You might not have attacked the existence of the EPA directly, but you did ask for whose benefit the EPA was working, implying it was for wealthy liberals at the expense of the hard-working poor. I am pointing out that usually environmental protection benefits the hard-working poor, at the expense of the unscrupulous wealthy.

Burke said...

Not above some threshold level. In general, the people who live closest to industrial pollution are those directly employed by the factories generating that pollution, not some third party. They are the ones faced with the environmental tradeoffs: how much environmental good are we willing to trade away for other goods? Well, it depends on how rich you are!

China, obviously, is in a go-go industrialization phase not seen here in 100 years. On top of which, it's a corrupt dictatorship in which state-owned enterprises have no checks on their power, and no mechanism to compensate those suffering from their externalities. So yeah, it's easy to see how farmers are getting screwed.

So what's at stake here in the U.S.? Are farmers being driven off their land for the benefit of mining and manufacturing? Are people having to drink bottled water because their public water supply is poisoned? There is nothing happening in China that justifies what the EPA does here.

Amanda said...

Your point about workers employed at factories making environmental tradeoffs is true but misses the point. Pollution generated by a factory or mine is going to affect everyone in the area, regardless of the economic benefits they derive from the pollution's source. Moreover, your argument is assuming that people are given a choice of increased wealth or increased cleanliness. In reality, they are not given that choice: the company begins polluting without consulting them as to their desires, and rarely discloses important information (like chemical processes used in our factory will give a large percentage of workers and nearby residents cancer: yes, this also happened in China).
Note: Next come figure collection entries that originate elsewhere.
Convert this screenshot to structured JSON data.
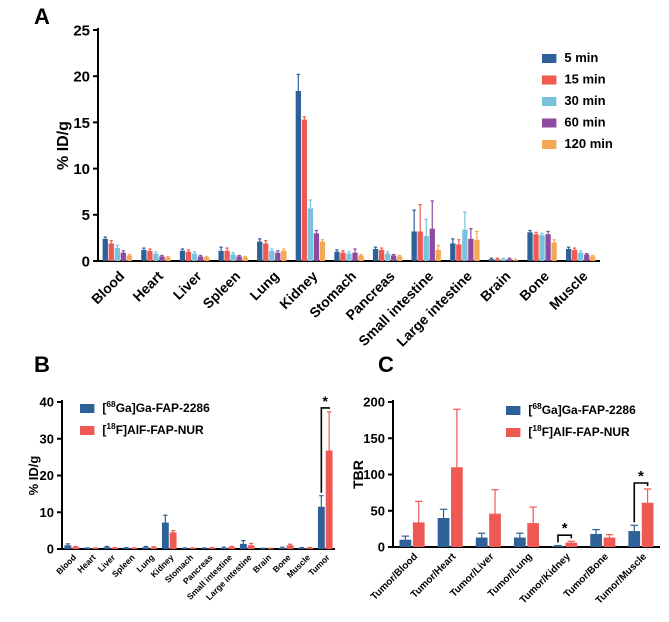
{
  "colors": {
    "c5": "#2e6197",
    "c15": "#ee5a53",
    "c30": "#79c2dd",
    "c60": "#8e4a9e",
    "c120": "#f3a856",
    "ga": "#2e6197",
    "alf": "#ee5a53"
  },
  "chart_data": [
    {
      "panel": "A",
      "type": "bar",
      "ylabel": "% ID/g",
      "ylim": [
        0,
        25
      ],
      "yticks": [
        0,
        5,
        10,
        15,
        20,
        25
      ],
      "legend_position": "top-right",
      "categories": [
        "Blood",
        "Heart",
        "Liver",
        "Spleen",
        "Lung",
        "Kidney",
        "Stomach",
        "Pancreas",
        "Small intestine",
        "Large intestine",
        "Brain",
        "Bone",
        "Muscle"
      ],
      "series": [
        {
          "name": "5 min",
          "color": "#2e6197",
          "values": [
            2.4,
            1.2,
            1.1,
            1.1,
            2.1,
            18.4,
            1.0,
            1.3,
            3.2,
            1.9,
            0.2,
            3.1,
            1.3
          ],
          "errors": [
            0.2,
            0.2,
            0.2,
            0.4,
            0.3,
            1.8,
            0.2,
            0.2,
            2.3,
            0.5,
            0.1,
            0.2,
            0.2
          ]
        },
        {
          "name": "15 min",
          "color": "#ee5a53",
          "values": [
            1.9,
            1.1,
            1.0,
            1.1,
            1.9,
            15.3,
            0.9,
            1.2,
            3.2,
            1.8,
            0.2,
            2.9,
            1.2
          ],
          "errors": [
            0.3,
            0.2,
            0.2,
            0.3,
            0.3,
            0.3,
            0.2,
            0.2,
            2.9,
            0.5,
            0.1,
            0.2,
            0.2
          ]
        },
        {
          "name": "30 min",
          "color": "#79c2dd",
          "values": [
            1.4,
            0.8,
            0.8,
            0.7,
            1.1,
            5.7,
            0.8,
            0.8,
            2.7,
            3.4,
            0.2,
            2.8,
            0.9
          ],
          "errors": [
            0.3,
            0.2,
            0.2,
            0.2,
            0.2,
            0.9,
            0.2,
            0.2,
            1.8,
            1.9,
            0.1,
            0.2,
            0.2
          ]
        },
        {
          "name": "60 min",
          "color": "#8e4a9e",
          "values": [
            0.9,
            0.5,
            0.5,
            0.5,
            0.9,
            3.0,
            0.9,
            0.6,
            3.5,
            2.4,
            0.2,
            2.9,
            0.7
          ],
          "errors": [
            0.2,
            0.1,
            0.1,
            0.1,
            0.2,
            0.3,
            0.4,
            0.1,
            3.0,
            1.1,
            0.1,
            0.3,
            0.1
          ]
        },
        {
          "name": "120 min",
          "color": "#f3a856",
          "values": [
            0.6,
            0.4,
            0.4,
            0.4,
            1.1,
            2.1,
            0.6,
            0.5,
            1.2,
            2.3,
            0.1,
            2.0,
            0.5
          ],
          "errors": [
            0.1,
            0.1,
            0.1,
            0.1,
            0.2,
            0.2,
            0.1,
            0.1,
            0.5,
            0.9,
            0.1,
            0.3,
            0.1
          ]
        }
      ]
    },
    {
      "panel": "B",
      "type": "bar",
      "ylabel": "% ID/g",
      "ylim": [
        0,
        40
      ],
      "yticks": [
        0,
        10,
        20,
        30,
        40
      ],
      "legend_position": "top-left",
      "categories": [
        "Blood",
        "Heart",
        "Liver",
        "Spleen",
        "Lung",
        "Kidney",
        "Stomach",
        "Pancreas",
        "Small intestine",
        "Large intestine",
        "Brain",
        "Bone",
        "Muscle",
        "Tumor"
      ],
      "series": [
        {
          "name": "[68Ga]Ga-FAP-2286",
          "color": "#2e6197",
          "values": [
            1.0,
            0.2,
            0.5,
            0.3,
            0.5,
            7.2,
            0.2,
            0.2,
            0.3,
            1.4,
            0.1,
            0.3,
            0.3,
            11.5
          ],
          "errors": [
            0.4,
            0.1,
            0.2,
            0.1,
            0.2,
            2.0,
            0.1,
            0.1,
            0.2,
            0.9,
            0.1,
            0.2,
            0.1,
            3.0
          ]
        },
        {
          "name": "[18F]AlF-FAP-NUR",
          "color": "#ee5a53",
          "values": [
            0.5,
            0.2,
            0.3,
            0.2,
            0.4,
            4.5,
            0.2,
            0.3,
            0.5,
            1.0,
            0.1,
            1.0,
            0.3,
            26.8
          ],
          "errors": [
            0.2,
            0.1,
            0.1,
            0.1,
            0.2,
            0.5,
            0.1,
            0.1,
            0.2,
            0.5,
            0.1,
            0.3,
            0.1,
            10.5
          ]
        }
      ],
      "annotations": [
        {
          "text": "*",
          "category": "Tumor"
        }
      ]
    },
    {
      "panel": "C",
      "type": "bar",
      "ylabel": "TBR",
      "ylim": [
        0,
        200
      ],
      "yticks": [
        0,
        50,
        100,
        150,
        200
      ],
      "legend_position": "top-right",
      "categories": [
        "Tumor/Blood",
        "Tumor/Heart",
        "Tumor/Liver",
        "Tumor/Lung",
        "Tumor/Kidney",
        "Tumor/Bone",
        "Tumor/Muscle"
      ],
      "series": [
        {
          "name": "[68Ga]Ga-FAP-2286",
          "color": "#2e6197",
          "values": [
            10,
            40,
            13,
            13,
            1.5,
            18,
            22
          ],
          "errors": [
            5,
            12,
            6,
            6,
            0.5,
            6,
            8
          ]
        },
        {
          "name": "[18F]AlF-FAP-NUR",
          "color": "#ee5a53",
          "values": [
            34,
            110,
            46,
            33,
            6,
            13,
            61
          ],
          "errors": [
            29,
            80,
            33,
            22,
            2,
            4,
            19
          ]
        }
      ],
      "annotations": [
        {
          "text": "*",
          "category": "Tumor/Kidney"
        },
        {
          "text": "*",
          "category": "Tumor/Muscle"
        }
      ]
    }
  ],
  "panel_labels": {
    "a": "A",
    "b": "B",
    "c": "C"
  }
}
China is not exceptional: these same processes are taking place all over the world (the rainforest, for example, is largely being cut down by large corporations over the objections of those who live there).

You are quite right that the US is not in the same situation at all. But the reason it isn't has completely to do with the existence of regulatory bodies like the EPA (and fundamentally with a democratic system enabling people to demand their existence). The US used to have very similar problems. For example, in 1948 near Pittsburgh, air pollution caused by industrial processes created a thick yellow smog of sulfur dioxide which blanketed the town of Donora. It killed 11 people and made thousands seriously ill. After this event, regulations were introduced and pollution was reduced by 97%. (They also passed the Clean Air Act as a result)

People can drink water and breathe the air only because of our regulations.

Burke said...

And the activity of the EPA is a function of politics.

Obama's EPA is presumably carrying out the wishes of Obama's voters. People in Swipplevilles like Manhattan, for instance. People who's livelihoods do NOT depend on resource extraction, like miners or, for that matter, farmers.

1948 . . . seriously? If you are looking for me to concede that we ought to care about the environment more than we did 60 years ago, fine. I don't have a problem with balancing environmental concerns with other policy priorities, so long as the tradeoffs affect everyone. But this process has become predatory: the clerical class pass laws that make domestic production uncompetitive, and then buy their stuff overseas. American workers get screwed.